Besides this, Paul’s opinion also differed in opinion with the Jerusalem church about evangelizing to non-Jews (Gentiles), and had a heated debate.
In the beginning of Acts 15, some people began spreading the problematic teaching that you must first be circumcised in order to be saved. The passage states that “This brought Paul and Barnabas into sharp dispute with them,” (them being the members of the church of Jerusalem.

Despite these issues, Paul still referred to the members of the Jerusalem church as the Lord’s people. To Paul, they were God’s irreplaceable family and people who believed in the same Christ.
 Today’s passage mentions “the collection.” At the time in Jerusalem, there was a lot of poverty. According to Acts 11:28,
Even though they had differing opinions and heated debates, Paul considered the members of the Jerusalem to be Christian and members of God’s family.
When they were impoverished, Paul went to churches in other areas and asked for support (funds) for the believers in Jerusalem. That is the background of today’s passage.
The same can be said about us as fellow believers today. We have various ways of thinking, positions, and preferences, but we believe in the same Jesus Christ and are tied together in the same church as the Lord’s people.
I hope that we can treasure the fact that through faith in Christ, together as the Lord’s people we make one body through bonds of faith.

After today’s passage in 1 Corinthians 16:5, Paul talks about his future evangelistic hopes, even as he keeps the believers in Jerusalem in his heart.

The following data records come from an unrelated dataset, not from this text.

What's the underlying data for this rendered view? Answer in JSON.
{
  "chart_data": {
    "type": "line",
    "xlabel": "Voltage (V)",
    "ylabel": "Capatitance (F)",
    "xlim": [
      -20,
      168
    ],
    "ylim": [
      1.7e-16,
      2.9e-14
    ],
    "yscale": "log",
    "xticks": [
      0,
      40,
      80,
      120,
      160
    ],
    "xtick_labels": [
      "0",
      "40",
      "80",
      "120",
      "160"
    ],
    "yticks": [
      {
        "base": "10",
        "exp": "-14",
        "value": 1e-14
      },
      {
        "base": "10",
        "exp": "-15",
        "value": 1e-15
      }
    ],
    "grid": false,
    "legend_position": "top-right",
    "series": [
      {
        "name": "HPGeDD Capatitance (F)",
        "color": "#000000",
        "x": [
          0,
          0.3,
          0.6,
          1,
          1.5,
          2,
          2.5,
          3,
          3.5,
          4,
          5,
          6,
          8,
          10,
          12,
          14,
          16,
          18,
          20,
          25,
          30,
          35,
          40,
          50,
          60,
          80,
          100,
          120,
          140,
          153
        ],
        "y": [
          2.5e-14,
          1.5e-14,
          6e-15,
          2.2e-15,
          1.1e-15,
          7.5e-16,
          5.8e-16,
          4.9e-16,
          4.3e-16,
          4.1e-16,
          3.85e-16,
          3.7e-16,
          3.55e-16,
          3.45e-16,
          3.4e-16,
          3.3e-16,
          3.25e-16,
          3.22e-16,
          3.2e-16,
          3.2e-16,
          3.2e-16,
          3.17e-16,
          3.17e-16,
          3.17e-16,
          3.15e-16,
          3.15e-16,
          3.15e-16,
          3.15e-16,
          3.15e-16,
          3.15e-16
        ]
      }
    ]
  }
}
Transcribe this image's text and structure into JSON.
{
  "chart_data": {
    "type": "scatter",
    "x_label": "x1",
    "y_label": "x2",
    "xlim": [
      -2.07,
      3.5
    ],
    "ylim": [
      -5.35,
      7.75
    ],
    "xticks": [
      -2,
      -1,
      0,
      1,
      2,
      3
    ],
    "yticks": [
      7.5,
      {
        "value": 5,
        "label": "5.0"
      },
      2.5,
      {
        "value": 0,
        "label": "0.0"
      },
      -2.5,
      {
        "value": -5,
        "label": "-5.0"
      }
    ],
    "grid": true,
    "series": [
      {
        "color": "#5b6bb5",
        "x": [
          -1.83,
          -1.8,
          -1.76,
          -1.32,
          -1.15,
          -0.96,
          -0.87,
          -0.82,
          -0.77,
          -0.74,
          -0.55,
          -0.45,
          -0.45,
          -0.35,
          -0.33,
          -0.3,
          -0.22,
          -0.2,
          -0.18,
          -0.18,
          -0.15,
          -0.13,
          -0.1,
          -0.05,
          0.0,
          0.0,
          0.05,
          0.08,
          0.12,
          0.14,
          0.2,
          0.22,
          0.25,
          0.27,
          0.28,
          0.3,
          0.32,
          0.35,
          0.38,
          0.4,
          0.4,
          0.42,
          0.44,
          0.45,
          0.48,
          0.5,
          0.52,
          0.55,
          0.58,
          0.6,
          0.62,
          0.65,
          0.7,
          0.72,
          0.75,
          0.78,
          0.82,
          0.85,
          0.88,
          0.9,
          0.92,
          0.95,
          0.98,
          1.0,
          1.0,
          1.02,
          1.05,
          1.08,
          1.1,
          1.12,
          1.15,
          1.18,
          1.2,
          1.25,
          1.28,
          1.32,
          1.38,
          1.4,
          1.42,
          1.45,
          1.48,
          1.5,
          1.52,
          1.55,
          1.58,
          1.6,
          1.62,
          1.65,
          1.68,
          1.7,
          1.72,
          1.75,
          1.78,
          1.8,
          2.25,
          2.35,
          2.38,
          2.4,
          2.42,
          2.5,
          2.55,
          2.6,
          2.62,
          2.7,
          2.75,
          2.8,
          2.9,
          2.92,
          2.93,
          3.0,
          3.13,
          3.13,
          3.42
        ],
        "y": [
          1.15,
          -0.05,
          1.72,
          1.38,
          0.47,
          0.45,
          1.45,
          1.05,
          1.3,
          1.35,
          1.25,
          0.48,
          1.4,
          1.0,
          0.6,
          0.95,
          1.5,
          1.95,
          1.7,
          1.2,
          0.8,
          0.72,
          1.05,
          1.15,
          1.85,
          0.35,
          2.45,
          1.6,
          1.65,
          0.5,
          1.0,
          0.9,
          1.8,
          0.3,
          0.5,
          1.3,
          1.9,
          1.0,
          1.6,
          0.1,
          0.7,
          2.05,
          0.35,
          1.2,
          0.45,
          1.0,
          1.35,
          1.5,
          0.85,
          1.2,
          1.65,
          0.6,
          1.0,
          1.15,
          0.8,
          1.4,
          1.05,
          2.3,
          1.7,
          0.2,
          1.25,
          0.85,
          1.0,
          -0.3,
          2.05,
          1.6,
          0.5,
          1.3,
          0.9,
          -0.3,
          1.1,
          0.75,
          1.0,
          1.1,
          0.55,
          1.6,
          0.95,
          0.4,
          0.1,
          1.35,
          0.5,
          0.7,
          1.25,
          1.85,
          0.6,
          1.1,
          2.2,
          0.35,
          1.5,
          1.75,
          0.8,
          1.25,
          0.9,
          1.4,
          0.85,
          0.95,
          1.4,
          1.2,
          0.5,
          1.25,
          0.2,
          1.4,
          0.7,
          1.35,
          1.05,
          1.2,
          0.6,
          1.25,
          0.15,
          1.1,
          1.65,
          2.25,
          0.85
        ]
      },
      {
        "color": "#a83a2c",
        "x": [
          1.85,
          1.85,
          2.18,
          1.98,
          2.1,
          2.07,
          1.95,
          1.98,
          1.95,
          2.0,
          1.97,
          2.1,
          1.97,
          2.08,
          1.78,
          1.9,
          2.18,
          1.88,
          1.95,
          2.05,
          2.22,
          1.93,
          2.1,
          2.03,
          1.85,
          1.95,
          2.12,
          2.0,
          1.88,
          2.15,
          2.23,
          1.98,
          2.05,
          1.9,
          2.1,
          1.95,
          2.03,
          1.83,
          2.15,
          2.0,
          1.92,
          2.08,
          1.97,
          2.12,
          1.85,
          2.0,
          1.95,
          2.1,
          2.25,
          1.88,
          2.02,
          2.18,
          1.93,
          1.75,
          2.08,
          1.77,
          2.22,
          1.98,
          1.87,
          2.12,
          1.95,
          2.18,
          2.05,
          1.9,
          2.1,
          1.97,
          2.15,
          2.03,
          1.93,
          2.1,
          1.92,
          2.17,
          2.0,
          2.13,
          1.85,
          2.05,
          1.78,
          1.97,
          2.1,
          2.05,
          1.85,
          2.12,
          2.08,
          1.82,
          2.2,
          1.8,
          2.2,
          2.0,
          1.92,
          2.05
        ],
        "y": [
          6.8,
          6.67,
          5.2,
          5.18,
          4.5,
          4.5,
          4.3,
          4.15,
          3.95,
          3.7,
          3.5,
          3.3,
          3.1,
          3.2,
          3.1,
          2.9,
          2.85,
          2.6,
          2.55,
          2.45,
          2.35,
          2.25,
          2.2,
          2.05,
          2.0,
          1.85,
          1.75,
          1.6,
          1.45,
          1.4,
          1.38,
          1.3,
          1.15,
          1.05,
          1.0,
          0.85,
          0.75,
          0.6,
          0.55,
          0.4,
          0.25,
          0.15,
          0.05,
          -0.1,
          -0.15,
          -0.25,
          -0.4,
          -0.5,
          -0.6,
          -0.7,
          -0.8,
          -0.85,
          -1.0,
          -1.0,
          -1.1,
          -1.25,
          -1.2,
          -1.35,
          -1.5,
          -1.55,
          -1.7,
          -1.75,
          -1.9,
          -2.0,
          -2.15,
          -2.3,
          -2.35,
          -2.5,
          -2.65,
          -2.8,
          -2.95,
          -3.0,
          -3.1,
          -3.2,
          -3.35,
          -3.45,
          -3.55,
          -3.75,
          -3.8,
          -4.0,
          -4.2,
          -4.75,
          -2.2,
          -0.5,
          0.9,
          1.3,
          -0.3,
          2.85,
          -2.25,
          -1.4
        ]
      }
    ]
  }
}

Verse 9 (still part of today’s passage) reads as follows:
9 because a great door for effective work has opened to me, and there are many who oppose me.
Through Paul’s eyes of faith, he saw a great door had been opened to him. Through believing the gospel of Christ and proclaiming said gospel, this door had been opened to him.
There were many who opposed him and attacked him there. Paul met with lots of persecution and difficulty in his evangelistic work. Living in faith is not always peaceful or smooth sailing. Rather the opposite may be true more often.
However, despite this we do not need to fear. The Lord God, the resurrected Jesus Christ is with us. We also have our family and friends in faith.
Paul also, as he wrote in today’s passage, had Timothy, who “is carrying on the work of the Lord, just like me,” and his brother (in faith) Apollos, who was a fellow evangelist.
 In this way, believers in Christ are never alone.
I hope we can walk together in faith, being protected by the Lord and connected in the church.